ELATEC launches TCP3 for controlling printers with card readers
30 June, 2019
category: Corporate, Education, Government
It’s a common concern in the digital ID world, one that speaks to multiple activities: The need to add ID card authentication to a printer or other non-USB enabled machine for purposes such as controlling printers with card readers.
The new product was designed to serve the secure printing market, literally controlling printers with card readers. But there are other possible uses
Well, the new TCP3 authentication and release station from ELATEC may be the solution to such problems.
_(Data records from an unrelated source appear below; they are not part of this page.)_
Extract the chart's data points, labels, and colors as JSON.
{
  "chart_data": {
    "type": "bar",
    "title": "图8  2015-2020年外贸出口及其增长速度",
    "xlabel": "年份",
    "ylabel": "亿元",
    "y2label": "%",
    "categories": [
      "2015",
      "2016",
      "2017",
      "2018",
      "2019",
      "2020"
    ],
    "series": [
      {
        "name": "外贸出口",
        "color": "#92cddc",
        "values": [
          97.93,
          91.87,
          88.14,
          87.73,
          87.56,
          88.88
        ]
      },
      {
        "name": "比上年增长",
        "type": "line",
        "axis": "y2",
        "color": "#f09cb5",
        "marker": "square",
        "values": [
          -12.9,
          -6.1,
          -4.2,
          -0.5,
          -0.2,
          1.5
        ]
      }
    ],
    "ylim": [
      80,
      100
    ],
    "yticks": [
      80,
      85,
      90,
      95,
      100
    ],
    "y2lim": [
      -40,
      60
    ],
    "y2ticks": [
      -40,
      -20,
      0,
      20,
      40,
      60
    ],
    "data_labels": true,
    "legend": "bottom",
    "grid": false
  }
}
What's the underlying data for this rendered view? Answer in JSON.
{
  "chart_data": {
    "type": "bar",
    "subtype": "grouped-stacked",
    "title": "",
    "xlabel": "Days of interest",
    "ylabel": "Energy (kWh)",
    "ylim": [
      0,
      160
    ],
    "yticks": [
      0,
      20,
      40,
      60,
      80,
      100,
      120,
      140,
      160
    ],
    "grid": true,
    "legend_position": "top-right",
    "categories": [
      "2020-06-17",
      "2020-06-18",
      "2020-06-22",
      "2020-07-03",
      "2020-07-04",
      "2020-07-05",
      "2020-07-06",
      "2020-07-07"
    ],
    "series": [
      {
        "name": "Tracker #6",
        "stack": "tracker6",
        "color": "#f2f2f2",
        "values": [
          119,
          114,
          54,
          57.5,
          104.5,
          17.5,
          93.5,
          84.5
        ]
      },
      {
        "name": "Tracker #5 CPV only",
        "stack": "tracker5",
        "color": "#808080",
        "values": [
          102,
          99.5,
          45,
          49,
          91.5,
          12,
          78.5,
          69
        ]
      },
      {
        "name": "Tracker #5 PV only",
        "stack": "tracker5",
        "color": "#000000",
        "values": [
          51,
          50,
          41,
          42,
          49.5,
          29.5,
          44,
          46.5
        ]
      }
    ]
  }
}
ELATEC describes the product as “a small network appliance that enables devices without a USB port to incorporate an RFID or biometric reader, PIN pad or other form of user authentication and access control, and which supports USB 3.0 and gigabit Ethernet networks.”
Controlling printers with card readers via TCP3
The need for such a product in the marketplace these days, according to ELATEC, comes from the practice of many organizations to “extend the use of their employee ID badge or card to authenticate for applications beyond building access. This includes most multi-function printers.” The problem comes from the fact that many printers and devices lack support for a direct connection of a card reader, because they have no USB port. “In these situations, the ELATEC TCP3 station extends ID card-based capabilities such as authentication for pull printing to any printing device regardless of the manufacturer, make or model,” the company said.
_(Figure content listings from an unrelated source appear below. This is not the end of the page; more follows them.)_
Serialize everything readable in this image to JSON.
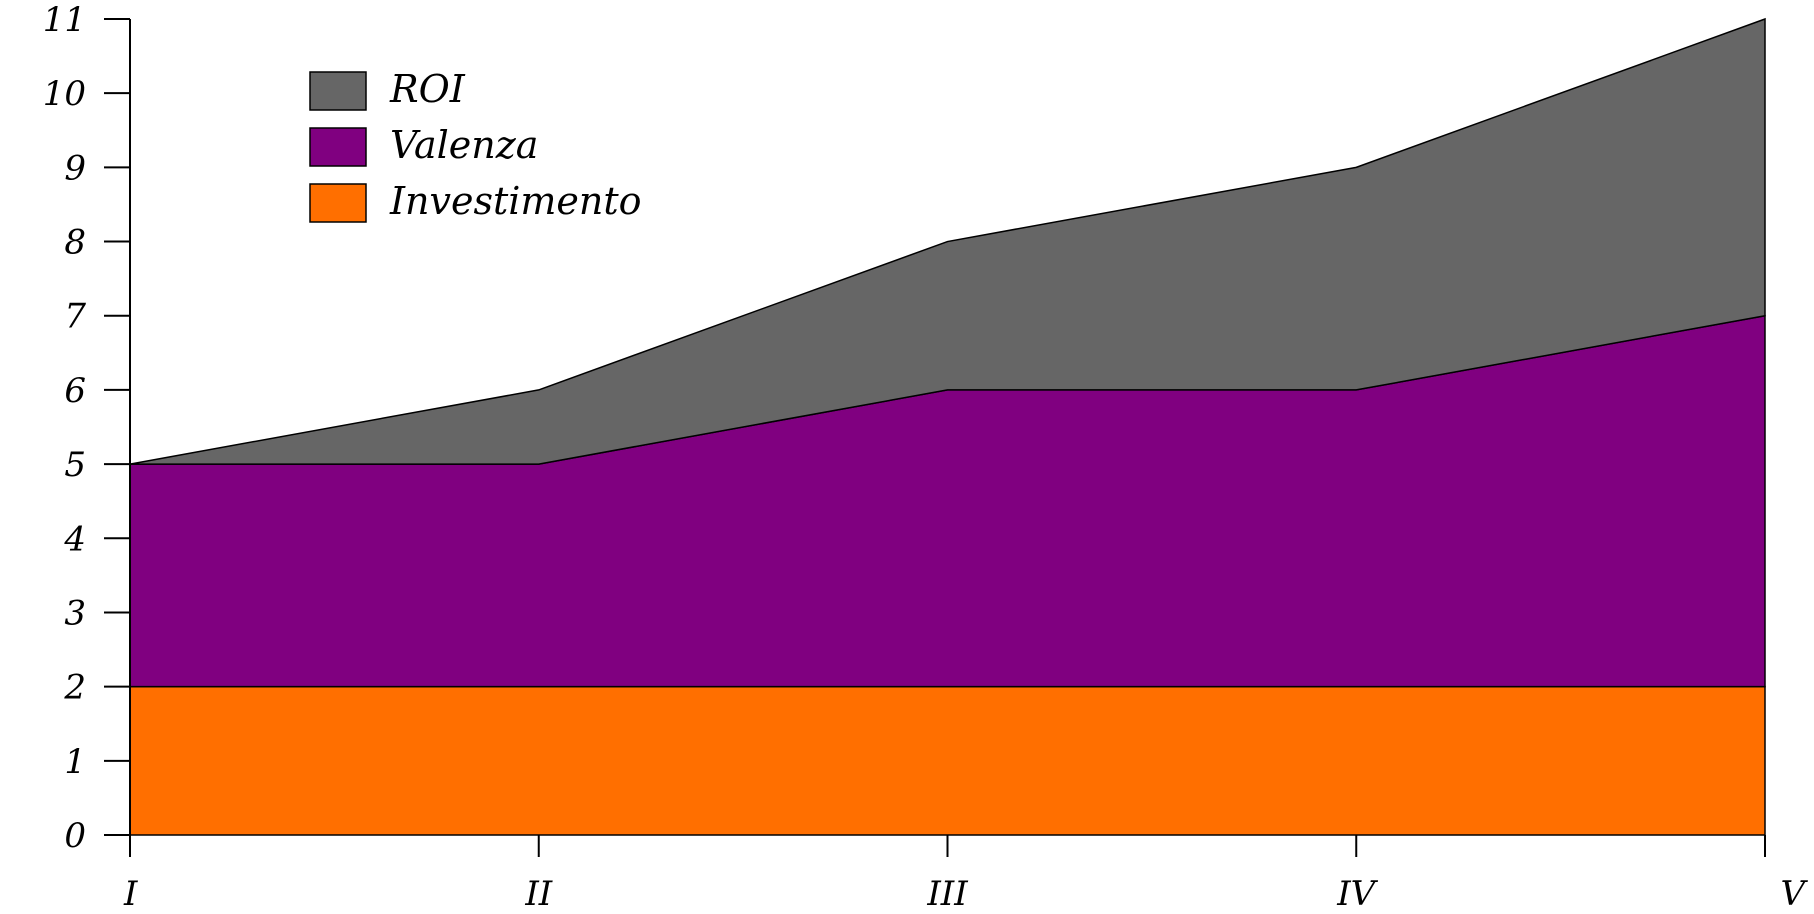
{
  "chart_data": {
    "type": "area",
    "stacked": true,
    "categories": [
      "I",
      "II",
      "III",
      "IV",
      "V"
    ],
    "series": [
      {
        "name": "Investimento",
        "values": [
          2,
          2,
          2,
          2,
          2
        ],
        "color": "#ff6f00"
      },
      {
        "name": "Valenza",
        "values": [
          3,
          3,
          4,
          4,
          5
        ],
        "color": "#800080"
      },
      {
        "name": "ROI",
        "values": [
          0,
          1,
          2,
          3,
          4
        ],
        "color": "#666666"
      }
    ],
    "title": "",
    "xlabel": "",
    "ylabel": "",
    "ylim": [
      0,
      11
    ],
    "yticks": [
      0,
      1,
      2,
      3,
      4,
      5,
      6,
      7,
      8,
      9,
      10,
      11
    ],
    "grid": false,
    "legend_position": "top-left",
    "legend_order": [
      "ROI",
      "Valenza",
      "Investimento"
    ]
  }
}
According to Kenneth Buck, Solutions Architect for ELATEC, “The TCP3 station was designed to minimize information technology support costs associated with additional IP or MAC addresses while consuming only one network drop from its Host port.” Additionally, he said, “TCP3 has two Ethernet connectors designated as Host and Device. The Device port enables connection of a printer or other peripheral without requiring a second network drop.”
The new product was designed to serve the secure printing market, the company said, literally controlling printers with card readers. But there are other possible uses. “The station can also be used to control access to devices which require special operator training and certification such as sophisticated manufacturing equipment,” explains ELATEC. “The TCP3 station would communicate ID card data to the authenticator responsible to unlock such equipment.”